Telling illegal and legal wood and wood products apart is impossible by sight alone, making it relatively easy to mislabel origin and forge import documents. Tougher laws and forcing firms to scrutinise supplies more thoroughly is regarded as a key way to clean up the global timber trade, worth more than $150 billion a year.
The Australian laws impose a maximum penalty of five years jail and a fine of A$275,000 for a company or $55,000 for an individual if they knowingly, recklessly import or process illegally logged timber products. Amendments to the US Lacey Act in 2008 ban trade in illegally sourced timber, wood and paper products within the United States and internationally. Failure to comply means fines, jail time and forfeiture of goods.
From next year, the European Union will apply much tougher rules as well. Greenpeace, which has been working with the Australian government and industry in developing the laws, says due diligence provisions for importers are being developed and will be enacted in the next 12 to 18 months.

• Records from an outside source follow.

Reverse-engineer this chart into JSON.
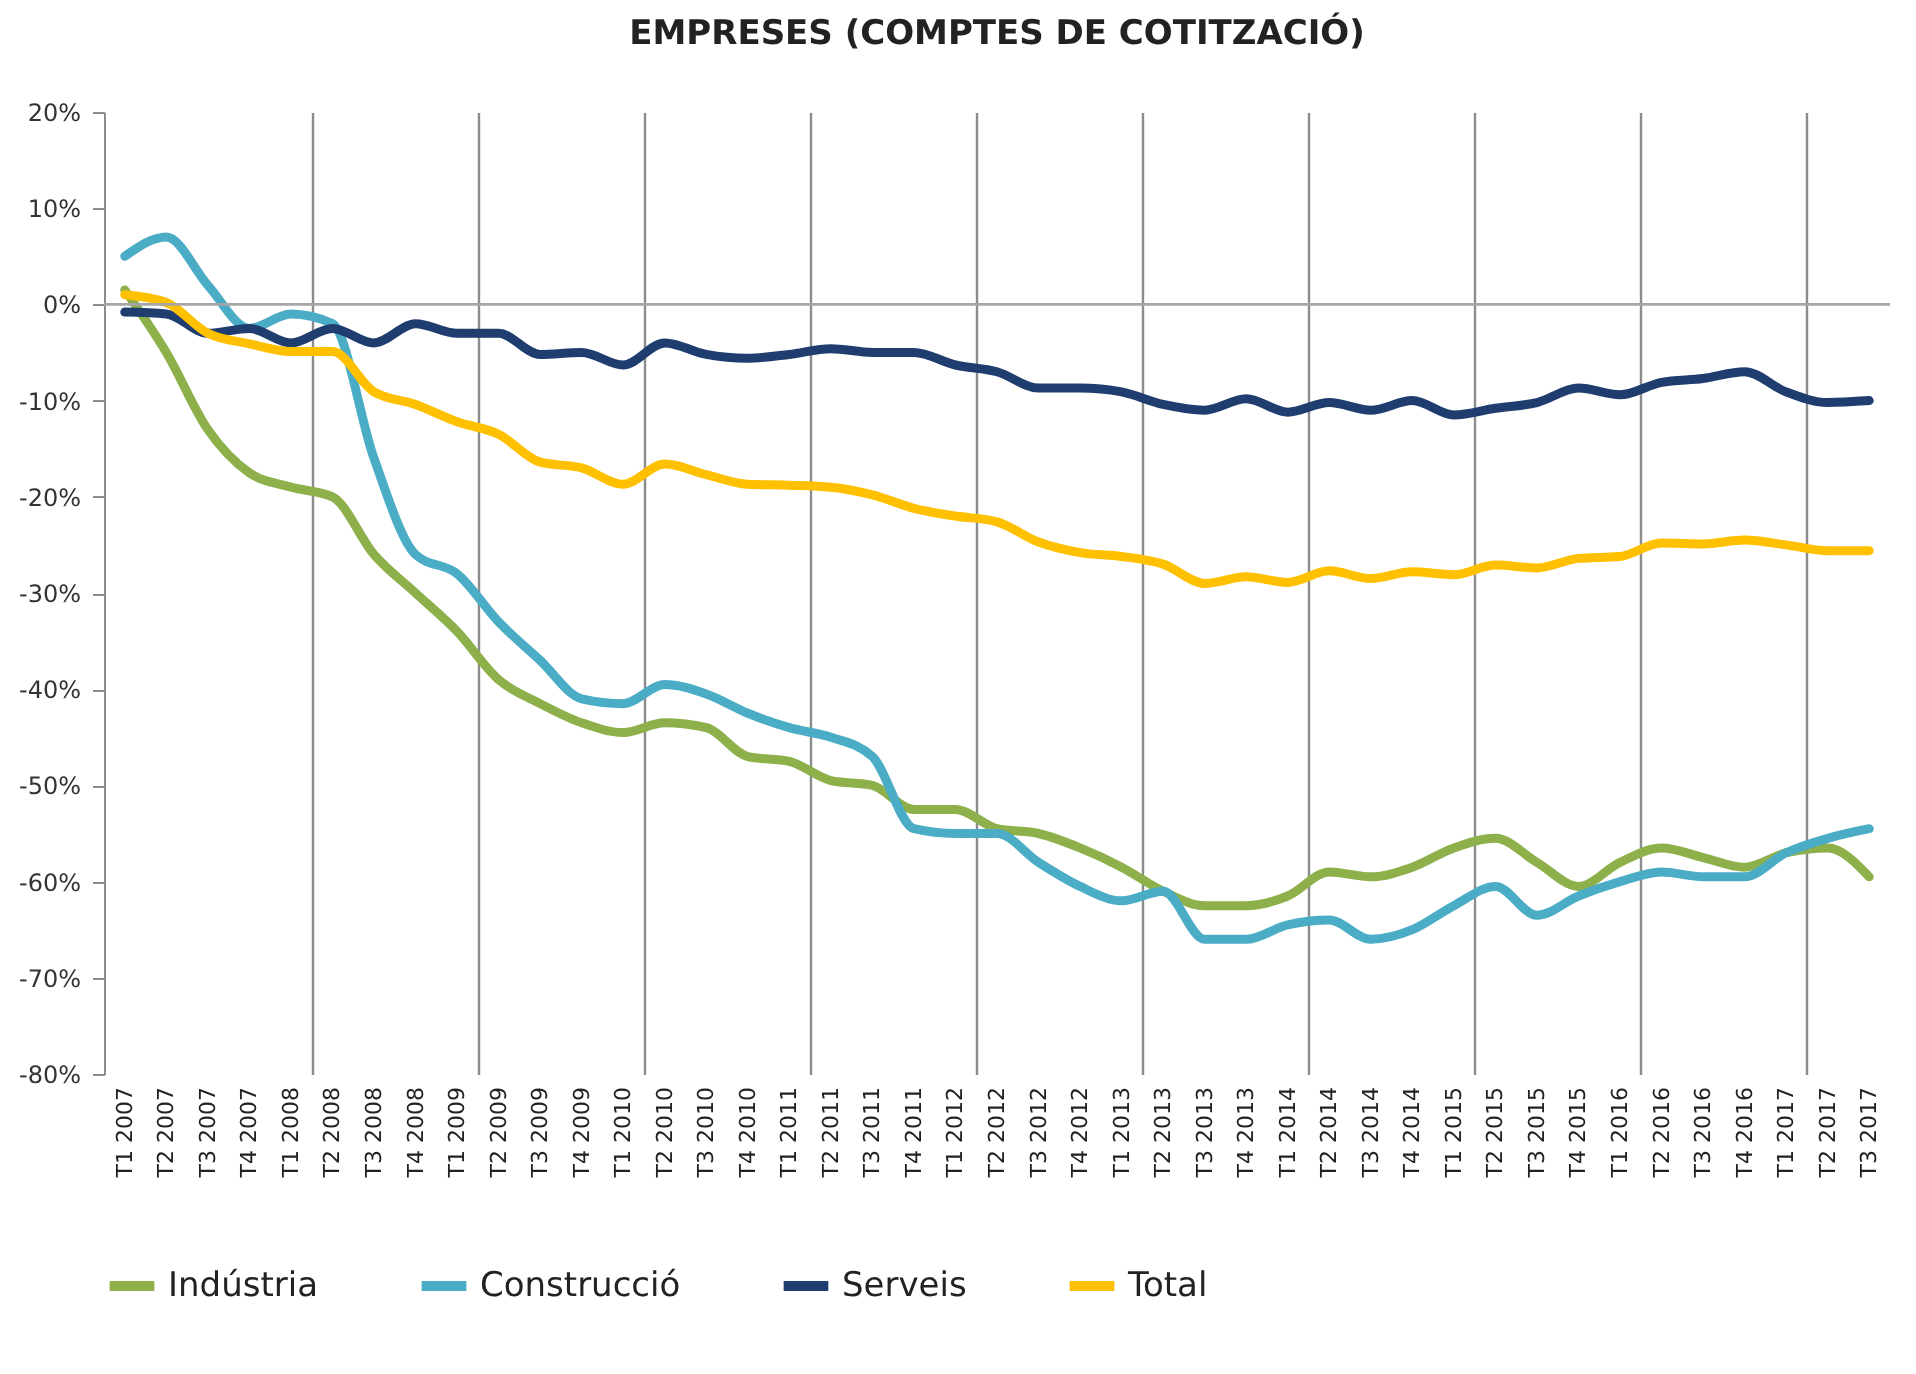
{
  "chart_data": {
    "type": "line",
    "title": "EMPRESES (COMPTES DE COTITZACIÓ)",
    "categories": [
      "T1 2007",
      "T2 2007",
      "T3 2007",
      "T4 2007",
      "T1 2008",
      "T2 2008",
      "T3 2008",
      "T4 2008",
      "T1 2009",
      "T2 2009",
      "T3 2009",
      "T4 2009",
      "T1 2010",
      "T2 2010",
      "T3 2010",
      "T4 2010",
      "T1 2011",
      "T2 2011",
      "T3 2011",
      "T4 2011",
      "T1 2012",
      "T2 2012",
      "T3 2012",
      "T4 2012",
      "T1 2013",
      "T2 2013",
      "T3 2013",
      "T4 2013",
      "T1 2014",
      "T2 2014",
      "T3 2014",
      "T4 2014",
      "T1 2015",
      "T2 2015",
      "T3 2015",
      "T4 2015",
      "T1 2016",
      "T2 2016",
      "T3 2016",
      "T4 2016",
      "T1 2017",
      "T2 2017",
      "T3 2017"
    ],
    "series": [
      {
        "name": "Indústria",
        "color": "#8db04a",
        "values": [
          1.5,
          -5,
          -13,
          -17.5,
          -19,
          -20,
          -26,
          -30,
          -34,
          -39,
          -41.5,
          -43.5,
          -44.5,
          -43.5,
          -44,
          -47,
          -47.5,
          -49.5,
          -50,
          -52.5,
          -52.5,
          -54.5,
          -55,
          -56.5,
          -58.5,
          -61,
          -62.5,
          -62.5,
          -61.5,
          -59,
          -59.5,
          -58.5,
          -56.5,
          -55.5,
          -58,
          -60.5,
          -58,
          -56.5,
          -57.5,
          -58.5,
          -57,
          -56.5,
          -59.5
        ]
      },
      {
        "name": "Construcció",
        "color": "#4bacc6",
        "values": [
          5,
          7,
          2,
          -2.5,
          -1,
          -2,
          -16,
          -26,
          -28,
          -33,
          -37,
          -41,
          -41.5,
          -39.5,
          -40.5,
          -42.5,
          -44,
          -45,
          -47,
          -54.5,
          -55,
          -55,
          -58,
          -60.5,
          -62,
          -61,
          -66,
          -66,
          -64.5,
          -64,
          -66,
          -65,
          -62.5,
          -60.5,
          -63.5,
          -61.5,
          -60,
          -59,
          -59.5,
          -59.5,
          -57,
          -55.5,
          -54.5
        ]
      },
      {
        "name": "Serveis",
        "color": "#1f3d6e",
        "values": [
          -0.8,
          -1,
          -3,
          -2.5,
          -4,
          -2.5,
          -4,
          -2,
          -3,
          -3,
          -5.2,
          -5,
          -6.3,
          -4,
          -5.2,
          -5.6,
          -5.2,
          -4.6,
          -5,
          -5,
          -6.3,
          -7,
          -8.7,
          -8.7,
          -9.1,
          -10.4,
          -11,
          -9.8,
          -11.2,
          -10.2,
          -11,
          -10,
          -11.5,
          -10.8,
          -10.2,
          -8.7,
          -9.4,
          -8.1,
          -7.7,
          -7,
          -9.1,
          -10.2,
          -10
        ]
      },
      {
        "name": "Total",
        "color": "#ffc000",
        "values": [
          1,
          0.2,
          -3,
          -4.1,
          -4.9,
          -4.9,
          -9.1,
          -10.4,
          -12.2,
          -13.5,
          -16.4,
          -17,
          -18.7,
          -16.6,
          -17.7,
          -18.7,
          -18.8,
          -19,
          -19.8,
          -21.2,
          -22,
          -22.6,
          -24.7,
          -25.8,
          -26.2,
          -27,
          -29,
          -28.3,
          -28.9,
          -27.7,
          -28.5,
          -27.8,
          -28.1,
          -27.1,
          -27.4,
          -26.4,
          -26.2,
          -24.8,
          -24.9,
          -24.5,
          -25,
          -25.6,
          -25.6
        ]
      }
    ],
    "ylim": [
      -80,
      20
    ],
    "yticks": [
      {
        "value": -80,
        "label": "-80%"
      },
      {
        "value": -70,
        "label": "-70%"
      },
      {
        "value": -60,
        "label": "-60%"
      },
      {
        "value": -50,
        "label": "-50%"
      },
      {
        "value": -40,
        "label": "-40%"
      },
      {
        "value": -30,
        "label": "-30%"
      },
      {
        "value": -20,
        "label": "-20%"
      },
      {
        "value": -10,
        "label": "-10%"
      },
      {
        "value": 0,
        "label": "0%"
      },
      {
        "value": 10,
        "label": "10%"
      },
      {
        "value": 20,
        "label": "20%"
      }
    ],
    "ref_lines": [
      {
        "axis": "y",
        "value": 0,
        "color": "#a6a6a6"
      }
    ],
    "grid": "x",
    "legend": "bottom",
    "marker": "none",
    "line_style": "solid"
  }
}
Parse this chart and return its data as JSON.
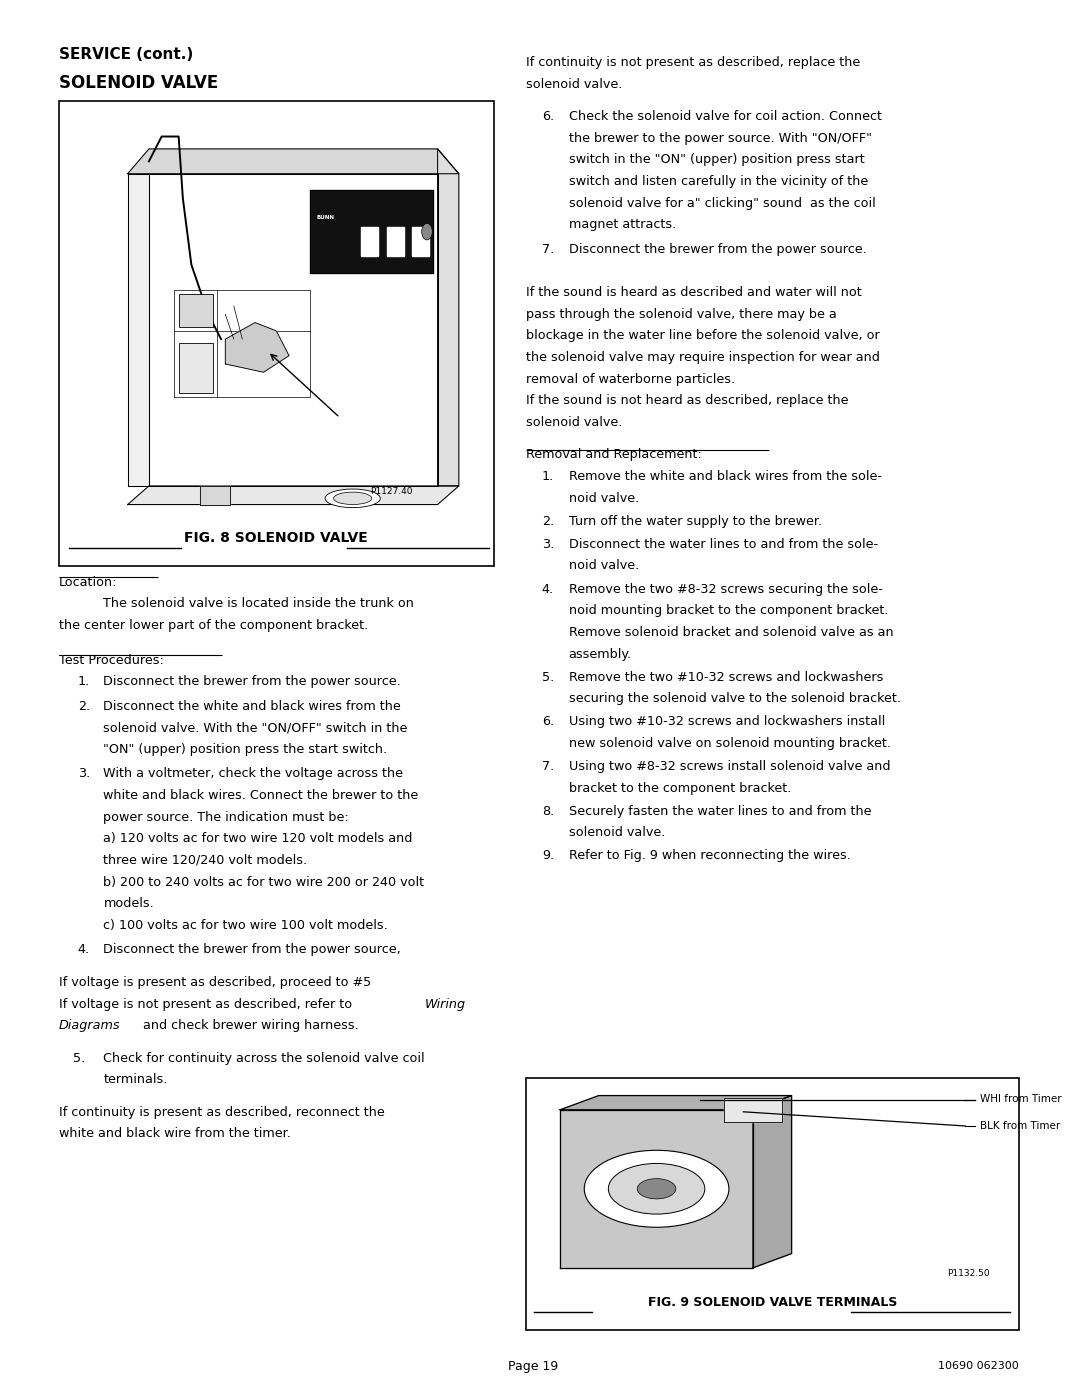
{
  "bg_color": "#ffffff",
  "text_color": "#000000",
  "page_width": 10.8,
  "page_height": 13.97,
  "title1": "SERVICE (cont.)",
  "title2": "SOLENOID VALVE",
  "fig8_label": "FIG. 8 SOLENOID VALVE",
  "fig8_part": "P1127.40",
  "fig9_label": "FIG. 9 SOLENOID VALVE TERMINALS",
  "fig9_part": "P1132.50",
  "page_num": "Page 19",
  "page_code": "10690 062300"
}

"The biggest outstanding question is how the government will ensure these laws are enforced. We know that unscrupulous companies and individuals continue to import illegal timber," Turner said. Winners from the laws, apart from forest communities, will be firms that provide timber legality and verification services and timber importers that have already put in place tougher timber sourcing and tracking rules.
One potential winner is DNA testing and timber tracking technology developed by Singapore-based Double Helix Tracking Technologies and used by Australian client Simmonds Lumber, one of the country's largest timber importers. DNA tests can pinpoint the species and origin of a piece of timber. DoubleHelix, as it is known, can also track timber and timber products from forest to shop to ensure clients' shipments are legal.